Po śniadaniu idziemy opalać się nad morze, wprawdzie kolejne miejsca na naszej trasie też będą na wybrzeżu, ale przewidujemy różne inne atrakcje, a jednak trzeba się trochę opalić :) Na obiad klasycznie – kebab i po południu jedziemy do Fethiye (przejazd busem 12L/os). Zatrzymujemy się w Ideal Pension, jednym z polecanych hoteli w przewodniku Lonely Planet’a (za dwie dwójki wynegocjowaliśmy cenę 65L). Ideal to zdecydowanie nie jest, jak się później okazało to były najgorsze pokoje jakie mieliśmy podczas całego wyjazdu. Zwierzątek w pościeli nie było, ale łazienka zagrzybiona. Najgorsze było to, że okno pokoju wychodziło nie wychodziło na zewnątrz, tylko do wewnętrznego „komina” który ujście miał do stołówki. Efekt był taki, że w pokoju nie było czym oddychać. Może droższe pokoje wyposażone w klimatyzację byłyby tu lepszym wyborem. Wieczorem urządzamy spacer do centrum miasteczka i portu.
Miasto zostało zbudowane w miejscu dawnego Telmesos, stąd porozrzucane w różnych jego częściach sarkofagi, wykute w stromej skale licyjskie grobowce, jest też odkopany amfiteatr.
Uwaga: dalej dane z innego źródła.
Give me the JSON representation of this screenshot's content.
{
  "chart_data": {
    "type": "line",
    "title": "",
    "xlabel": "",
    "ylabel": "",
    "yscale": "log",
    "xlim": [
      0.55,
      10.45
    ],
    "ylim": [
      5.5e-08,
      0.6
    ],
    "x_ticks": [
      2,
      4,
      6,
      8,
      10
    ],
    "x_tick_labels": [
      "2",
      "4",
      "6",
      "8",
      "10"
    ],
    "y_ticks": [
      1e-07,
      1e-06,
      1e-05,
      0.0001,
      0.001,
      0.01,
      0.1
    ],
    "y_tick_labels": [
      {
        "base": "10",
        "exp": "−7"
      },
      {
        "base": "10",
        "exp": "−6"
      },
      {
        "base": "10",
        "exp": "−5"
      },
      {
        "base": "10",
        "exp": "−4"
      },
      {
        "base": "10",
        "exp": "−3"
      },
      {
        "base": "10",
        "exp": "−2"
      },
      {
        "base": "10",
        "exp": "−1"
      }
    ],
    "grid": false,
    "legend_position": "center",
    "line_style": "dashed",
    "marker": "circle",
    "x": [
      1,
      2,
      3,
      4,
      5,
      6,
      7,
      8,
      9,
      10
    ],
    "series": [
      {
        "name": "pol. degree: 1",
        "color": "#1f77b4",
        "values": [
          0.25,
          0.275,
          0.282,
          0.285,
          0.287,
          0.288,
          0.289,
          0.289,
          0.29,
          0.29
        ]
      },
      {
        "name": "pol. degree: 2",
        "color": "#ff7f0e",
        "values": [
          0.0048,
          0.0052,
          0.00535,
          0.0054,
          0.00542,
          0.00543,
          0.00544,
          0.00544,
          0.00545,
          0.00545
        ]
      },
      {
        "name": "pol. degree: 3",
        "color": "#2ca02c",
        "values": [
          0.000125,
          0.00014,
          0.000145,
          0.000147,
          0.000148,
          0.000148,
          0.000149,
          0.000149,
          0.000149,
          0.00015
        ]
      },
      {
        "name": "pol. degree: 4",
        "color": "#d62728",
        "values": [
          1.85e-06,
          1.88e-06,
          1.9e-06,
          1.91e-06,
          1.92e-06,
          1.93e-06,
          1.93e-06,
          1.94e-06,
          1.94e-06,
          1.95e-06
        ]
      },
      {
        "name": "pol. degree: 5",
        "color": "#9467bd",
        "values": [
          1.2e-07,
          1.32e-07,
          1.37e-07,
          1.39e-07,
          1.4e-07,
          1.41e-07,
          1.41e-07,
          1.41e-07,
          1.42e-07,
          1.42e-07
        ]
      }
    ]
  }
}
Fethiye to jednak dosyć duże miasto. Jest tu część „bazarowa” z mnóstwem kolorowych sklepików oraz promenada nad morzem, gdzie cumuje mnóstwo wycieczkowych łodzi po jednej stronie, a po drugiej ciągnie się rząd restauracji. Turystów co chwilę ktoś zagaduje naciągając albo na rejs statkiem lub nurkowanie, albo na drinka lub kolację. Większość knajpek oferuje darmową tradycyjną turecką pitę, podawaną jako pierwszą przystawkę, tu wypiekaną w kształcie dużego bochna chleba (w środku jest cały pusty).
Ceny całodniowych rejsów są wszędzie zbliżone, my dogadujemy się wstępnie z jednym gościem na 20L/os za całodniową wycieczkę z wliczonym obiadem. Następnego dnia mamy potwierdzić rezerwację.